Friday, January 06, 2012

Happy Dance Friday #78 - Back in the saddle, with Quickstep

January sixth means the holiday season is down for a long winter's nap, the new year is underway, and I know I could use a good dose of energy this morning, so we're going with the quickstep. This dance has been likened to a duck - smooth as glass on the top, paddling like mad underneath. I know that as a writer, I can relate to that. Hence writing quote in today's art piece.

First, straight out of Blackpool (2010 championships, to be exact) let's take a look at how it's done in competitive circles:

I think of that as the guidelines for one's genre. I'll use romance, since that's what I write. From RWA.org, the official definition is as follows:
A Central Love Story: The main plot centers around two individuals falling in love and struggling to make the relationship work. A writer can include as many subplots as he/she wants as long as the love story is the main focus of the novel.
An Emotionally-Satisfying and Optimistic Ending: In a romance, the lovers who risk and struggle for each other and their relationship are rewarded with emotional justice and unconditional love.

As long as those two requirements are met, the writer has a lot of room in which to move. In dance, there's competitive dance and show dance (please correct me on my terms, dance fans; I'm only working on one cup of tea here) and what entertains on TV won't always please the judges in Blackpool, but if entertaining is the whole point, I think the clips below do an admirable job. As long as the requirements of the dance are there, it's fun to see what the individual dancers and choreographers do with the same essentials.







Though I haven't seen a quickstep performed to Matchbox Twenty's "I'll Believe You When," I think it's a natural.



Why, yes, I do sometimes choreograph dance numbers in my head, usually for fictional characters...doesn't everyone? Eh, we writers are odd ducks; it's in the job description.

2 comments:

Anonymous said...

Do you ballroom dance? If not, you certainly have a great love of it. I think there are similarities in the dicipline it takes to do anything well, whether it be writing or dancing. The more we practice, the better we get.

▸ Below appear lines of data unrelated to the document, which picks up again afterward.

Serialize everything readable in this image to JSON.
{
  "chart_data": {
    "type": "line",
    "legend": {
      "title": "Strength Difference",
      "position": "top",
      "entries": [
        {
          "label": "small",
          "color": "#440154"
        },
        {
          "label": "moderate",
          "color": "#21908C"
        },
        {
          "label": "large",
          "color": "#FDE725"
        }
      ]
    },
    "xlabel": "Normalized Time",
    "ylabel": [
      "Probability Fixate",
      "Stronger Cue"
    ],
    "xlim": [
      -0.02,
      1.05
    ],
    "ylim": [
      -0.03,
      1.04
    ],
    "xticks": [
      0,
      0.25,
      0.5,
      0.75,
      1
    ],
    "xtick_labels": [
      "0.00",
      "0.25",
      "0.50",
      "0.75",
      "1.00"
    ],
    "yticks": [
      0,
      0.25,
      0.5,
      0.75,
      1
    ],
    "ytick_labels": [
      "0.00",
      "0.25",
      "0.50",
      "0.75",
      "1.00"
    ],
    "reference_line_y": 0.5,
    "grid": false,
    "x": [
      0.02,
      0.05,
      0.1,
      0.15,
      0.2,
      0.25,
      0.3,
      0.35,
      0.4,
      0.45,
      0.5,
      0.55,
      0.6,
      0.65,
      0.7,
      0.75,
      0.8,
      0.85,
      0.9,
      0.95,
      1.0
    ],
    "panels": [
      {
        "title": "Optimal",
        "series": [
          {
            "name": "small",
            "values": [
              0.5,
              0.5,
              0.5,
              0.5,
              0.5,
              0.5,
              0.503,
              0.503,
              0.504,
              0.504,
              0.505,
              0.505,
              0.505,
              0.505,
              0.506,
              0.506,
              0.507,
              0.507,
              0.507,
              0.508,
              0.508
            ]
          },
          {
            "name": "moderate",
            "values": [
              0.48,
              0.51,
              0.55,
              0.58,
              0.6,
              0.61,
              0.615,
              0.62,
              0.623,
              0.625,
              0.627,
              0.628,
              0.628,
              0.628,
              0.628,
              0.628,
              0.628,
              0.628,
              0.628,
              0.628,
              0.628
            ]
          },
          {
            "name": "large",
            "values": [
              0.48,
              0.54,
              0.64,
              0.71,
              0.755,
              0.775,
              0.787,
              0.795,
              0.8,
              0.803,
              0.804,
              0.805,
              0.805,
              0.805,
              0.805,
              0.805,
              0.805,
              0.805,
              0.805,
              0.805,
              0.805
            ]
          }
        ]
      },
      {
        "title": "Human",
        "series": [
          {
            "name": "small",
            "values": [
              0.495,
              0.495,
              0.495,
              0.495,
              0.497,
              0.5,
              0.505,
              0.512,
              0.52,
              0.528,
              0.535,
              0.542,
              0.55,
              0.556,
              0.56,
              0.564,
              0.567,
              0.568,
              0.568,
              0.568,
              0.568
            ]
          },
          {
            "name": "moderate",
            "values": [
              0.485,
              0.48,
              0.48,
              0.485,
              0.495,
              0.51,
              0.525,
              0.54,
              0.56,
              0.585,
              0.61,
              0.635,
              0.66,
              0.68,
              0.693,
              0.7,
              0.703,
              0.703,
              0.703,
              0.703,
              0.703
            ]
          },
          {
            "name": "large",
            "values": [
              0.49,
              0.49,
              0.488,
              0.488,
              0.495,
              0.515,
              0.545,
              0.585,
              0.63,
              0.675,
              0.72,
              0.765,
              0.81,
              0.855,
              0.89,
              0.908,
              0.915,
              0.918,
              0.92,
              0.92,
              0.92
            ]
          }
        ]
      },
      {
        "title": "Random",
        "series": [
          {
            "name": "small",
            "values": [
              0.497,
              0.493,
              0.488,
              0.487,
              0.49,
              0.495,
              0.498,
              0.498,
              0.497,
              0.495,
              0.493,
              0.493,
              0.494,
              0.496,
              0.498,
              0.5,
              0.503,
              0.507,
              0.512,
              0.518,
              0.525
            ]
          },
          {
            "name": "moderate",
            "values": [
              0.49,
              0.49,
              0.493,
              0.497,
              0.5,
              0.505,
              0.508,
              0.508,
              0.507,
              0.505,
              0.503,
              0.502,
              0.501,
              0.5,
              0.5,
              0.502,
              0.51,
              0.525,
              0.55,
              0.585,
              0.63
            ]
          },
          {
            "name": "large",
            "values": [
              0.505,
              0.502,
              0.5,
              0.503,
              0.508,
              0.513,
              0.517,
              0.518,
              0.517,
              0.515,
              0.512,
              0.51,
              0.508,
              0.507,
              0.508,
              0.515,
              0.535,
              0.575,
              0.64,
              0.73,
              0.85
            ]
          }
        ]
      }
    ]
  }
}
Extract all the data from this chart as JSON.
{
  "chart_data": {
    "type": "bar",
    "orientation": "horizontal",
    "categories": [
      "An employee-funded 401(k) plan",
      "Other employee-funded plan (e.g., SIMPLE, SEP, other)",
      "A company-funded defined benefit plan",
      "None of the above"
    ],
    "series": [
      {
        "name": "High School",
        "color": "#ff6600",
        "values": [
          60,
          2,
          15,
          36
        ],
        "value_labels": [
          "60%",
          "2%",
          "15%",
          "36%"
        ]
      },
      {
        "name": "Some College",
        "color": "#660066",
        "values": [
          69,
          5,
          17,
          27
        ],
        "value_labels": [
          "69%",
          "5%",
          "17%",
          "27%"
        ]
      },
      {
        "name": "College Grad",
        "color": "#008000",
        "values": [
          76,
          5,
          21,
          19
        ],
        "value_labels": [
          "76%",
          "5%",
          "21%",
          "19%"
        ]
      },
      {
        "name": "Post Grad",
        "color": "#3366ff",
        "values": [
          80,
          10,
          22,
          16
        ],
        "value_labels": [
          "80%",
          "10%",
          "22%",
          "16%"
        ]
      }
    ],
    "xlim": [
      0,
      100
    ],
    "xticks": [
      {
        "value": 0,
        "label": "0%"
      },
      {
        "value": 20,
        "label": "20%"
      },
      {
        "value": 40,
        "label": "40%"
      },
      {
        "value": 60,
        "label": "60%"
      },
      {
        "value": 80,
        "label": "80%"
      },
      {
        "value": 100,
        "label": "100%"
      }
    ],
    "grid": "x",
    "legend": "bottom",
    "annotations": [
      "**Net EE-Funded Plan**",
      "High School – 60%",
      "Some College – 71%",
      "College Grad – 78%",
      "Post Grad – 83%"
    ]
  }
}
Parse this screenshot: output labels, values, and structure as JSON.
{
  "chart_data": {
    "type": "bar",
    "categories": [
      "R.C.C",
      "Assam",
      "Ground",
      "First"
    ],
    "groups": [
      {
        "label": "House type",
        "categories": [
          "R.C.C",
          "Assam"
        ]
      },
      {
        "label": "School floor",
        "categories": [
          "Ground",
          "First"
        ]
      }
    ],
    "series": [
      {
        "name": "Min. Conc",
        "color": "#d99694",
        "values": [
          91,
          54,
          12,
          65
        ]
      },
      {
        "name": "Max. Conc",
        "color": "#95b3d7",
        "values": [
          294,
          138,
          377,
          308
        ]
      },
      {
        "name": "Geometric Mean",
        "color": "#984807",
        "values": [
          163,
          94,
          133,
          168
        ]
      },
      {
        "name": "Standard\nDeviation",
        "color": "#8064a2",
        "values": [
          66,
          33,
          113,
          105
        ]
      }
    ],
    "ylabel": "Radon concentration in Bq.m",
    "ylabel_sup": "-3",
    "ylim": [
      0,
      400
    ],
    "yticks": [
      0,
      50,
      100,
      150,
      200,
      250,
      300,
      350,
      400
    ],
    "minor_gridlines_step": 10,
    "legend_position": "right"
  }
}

Hopefuly, one day I will have practiced my way into a publishing contract.
Gerri Brousseau

Anna Carrasco Bowling said...

Strictly spectator at present, but I do have a great love for ballroom dance, and my time travel has a professional dancer heroine. The way she views dancing and the way I view writing are on the same frequency.

Absolutely true, the more we practice, the better we get. Write, finish, submit, repeat.